With TikTok’s U.S. sell-off invoice looming, many questions stay as to what precisely the case is in opposition to the app, and what swayed U.S. Senators to vote overwhelmingly in favor of forcing the app to be offered into American possession, or be banned totally from the area.
As a result of whereas there’s been a lot hypothesis about TikTok sharing U.S. person information with its Chinese language mum or dad firm, and probably seeding pro-China tales (and censoring anti-China narratives), TikTok itself has denied all claims, and there’s seemingly no proof to show that any such misuse has occurred.
Or is there?
Late final week, in public court docket filings associated to the TikTok sell-off invoice, the U.S. Justice Division claimed that TikTok has tracked U.S. customers’ views on delicate points, and shared that data with its Chinese language mum or dad firm ByteDance, which is required to additionally cross on such data with the Chinese language Authorities on request.
As reported by The Wall Avenue Journal:
“The Justice Division stated it based mostly its conclusions about TikTok monitoring delicate views on the invention of a software program device that lets U.S. staff of TikTok and ByteDance gather person data based mostly on a person’s content material, together with their views on topics reminiscent of gun management, abortion and faith.”
That program, known as “Lark”, permits ByteDance staff to watch person responses to completely different topics, and probably flag accounts based mostly on their views and behaviors.
Numerous former TikTok and ByteDance staff have acknowledged the existence of the Lark system inside each corporations, which requires person information to be despatched to China to be processed.
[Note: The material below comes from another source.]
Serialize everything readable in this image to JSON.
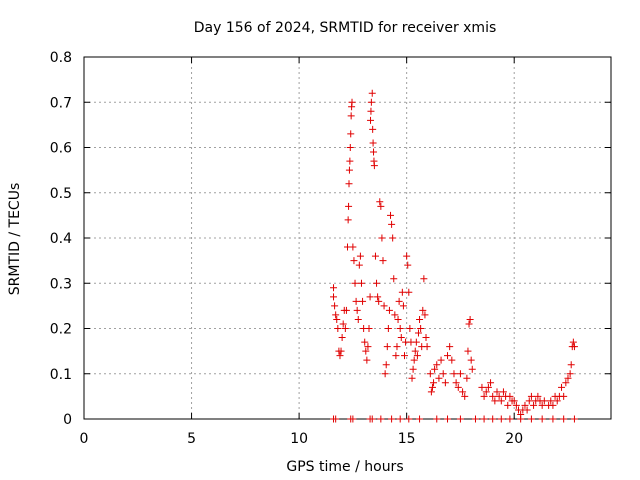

Amongst different subjects, TikTok staff might additionally observe customers who watched homosexual content material.
The Justice Division claims that it has proof to indicate that TikTok has used these insights to focus on customers with propaganda within the app, on the route of the Chinese language Authorities, whereas additionally censoring sure content material as demanded by the CCP.
Which, as famous, has additionally lengthy been speculated. Again in 2019, The Guardian reported on TikTok’s inside moderation pointers which confirmed that TikTok workers had been ordered to censor movies that talked about Tiananmen Sq., Tibetan independence, or the Falun Gong. TikTok denied these claims, whereas additionally noting that a few of these pointers have been solely ever utilized inside China, and had not been transferred to TikTok itself (which is simply out there exterior of China).
However clearly, the priority stays, and TikTok does seemingly have the means and motivation to make use of these insights to affect person opinion, if it so chooses.
And if you additionally contemplate the affect that the Chinese language Authorities has over the native model of the app, known as “Douyin”, together with the continuing efforts that Chinese language state-funded teams are endeavor to sway Western person opinions in just about each different social app, it appears logical to imagine that TikTok would current an ideal vector for a similar.
So, based mostly on these findings, the menace that TikTok poses is much less about monitoring common person information within the app, and studying what you, individually, are keen on, and extra about understanding the political sensitivities of sure person teams, with a purpose to seed potential narratives that might favor the CCP.
So whereas many TikTok supporters have criticized the U.S. Authorities’s transfer to power the app right into a sell-off, there’s clear logic, based mostly on inside insights, to help the Justice Division’s case.
Is TikTok getting used to affect individuals’s opinions, in alignment with the CCP’s route? It’s nearly not possible to know, as a result of the personalization of TikTok’s algorithm signifies that every customers’ expertise is completely different. So that you may not really feel as if you’re being swayed, and that you simply couldn’t presumably be swayed by such. However it’s doubtless not as overt as you assume, and it might be that you simply’re additionally not a goal for such.
Or, it may very well be nothing, as TikTok says.
That is what the court docket will now must determine, as TikTok challenges the ruling, within the hopes of remaining energetic within the U.S.